Four-year-old Indi and five-year-old Finn have been left with severe eye injuries.
Four-year-old Indi and five-year-old Finn have been left with severe eye injuries. Photo credit: The West Australian

And in another serious event at the same park, the magpie "nailed" a five-year-old girl named Sophie. Her mother says the bird narrowly missed her daughter's eye - then came back for a second go.

"I'm so grateful that it wasn't the eye, only a few tiny scratches underneath and a kid that's now terrified of magpies," she wrote on Facebook.

Wildlife experts warn children are particularly at risk of drawing attention as they run around shrieking and screaming. They become easy targets for the ferocious birds, which swoop in on their victims.

"They're quite large birds with sharp beaks and their way of defending the nest is to fly at what they perceive is the danger and go for the eyes," biologist Bill Bateman told Perth Now.

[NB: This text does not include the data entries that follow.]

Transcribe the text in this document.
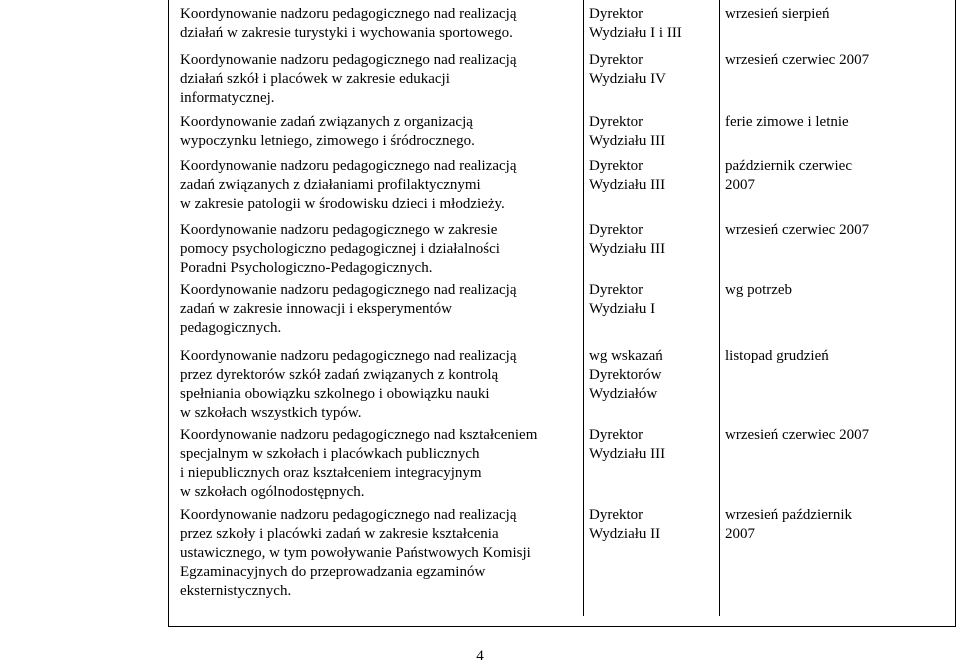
Koordynowanie nadzoru pedagogicznego nad realizacją
działań w zakresie turystyki i wychowania sportowego.	Dyrektor
Wydziału I i III	wrzesień sierpień

Koordynowanie nadzoru pedagogicznego nad realizacją
działań szkół i placówek w zakresie edukacji
informatycznej.	Dyrektor
Wydziału IV	wrzesień czerwiec 2007

Koordynowanie zadań związanych z organizacją
wypoczynku letniego, zimowego i śródrocznego.	Dyrektor
Wydziału III	ferie zimowe i letnie

Koordynowanie nadzoru pedagogicznego nad realizacją
zadań związanych z działaniami profilaktycznymi
w zakresie patologii w środowisku dzieci i młodzieży.	Dyrektor
Wydziału III	październik czerwiec
2007

Koordynowanie nadzoru pedagogicznego w zakresie
pomocy psychologiczno pedagogicznej i działalności
Poradni Psychologiczno-Pedagogicznych.	Dyrektor
Wydziału III	wrzesień czerwiec 2007

Koordynowanie nadzoru pedagogicznego nad realizacją
zadań w zakresie innowacji i eksperymentów
pedagogicznych.	Dyrektor
Wydziału I	wg potrzeb

Koordynowanie nadzoru pedagogicznego nad realizacją
przez dyrektorów szkół zadań związanych z kontrolą
spełniania obowiązku szkolnego i obowiązku nauki
w szkołach wszystkich typów.	wg wskazań
Dyrektorów
Wydziałów	listopad grudzień

Koordynowanie nadzoru pedagogicznego nad kształceniem
specjalnym w szkołach i placówkach publicznych
i niepublicznych oraz kształceniem integracyjnym
w szkołach ogólnodostępnych.	Dyrektor
Wydziału III	wrzesień czerwiec 2007

Koordynowanie nadzoru pedagogicznego nad realizacją
przez szkoły i placówki zadań w zakresie kształcenia
ustawicznego, w tym powoływanie Państwowych Komisji
Egzaminacyjnych do przeprowadzania egzaminów
eksternistycznych.	Dyrektor
Wydziału II	wrzesień październik
2007
4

"Magpies also get very irate by bikes... the radius of attack from a tree is much bigger if a bike goes past, they don't like them."

Finn's mother says she wants serious consequences for the aggressive magpie.

"It's difficult to say this but because of the viciousness of the attacks and the long-term consequences that the kids face, I think it's time the rangers took more extreme action," she told The West Australian.

City of Stirling parks and sustainability manager Ian Hunter agrees and says the council will apply to eradicate the bird.

"After assessing events over the weekend, the City has determined that recent magpie attacks at Clarko Reserve have been ongoing and of a serious nature, and will apply to DBCA for a dangerous fauna licence to remove the offending bird," Mr Hunter said in a statement.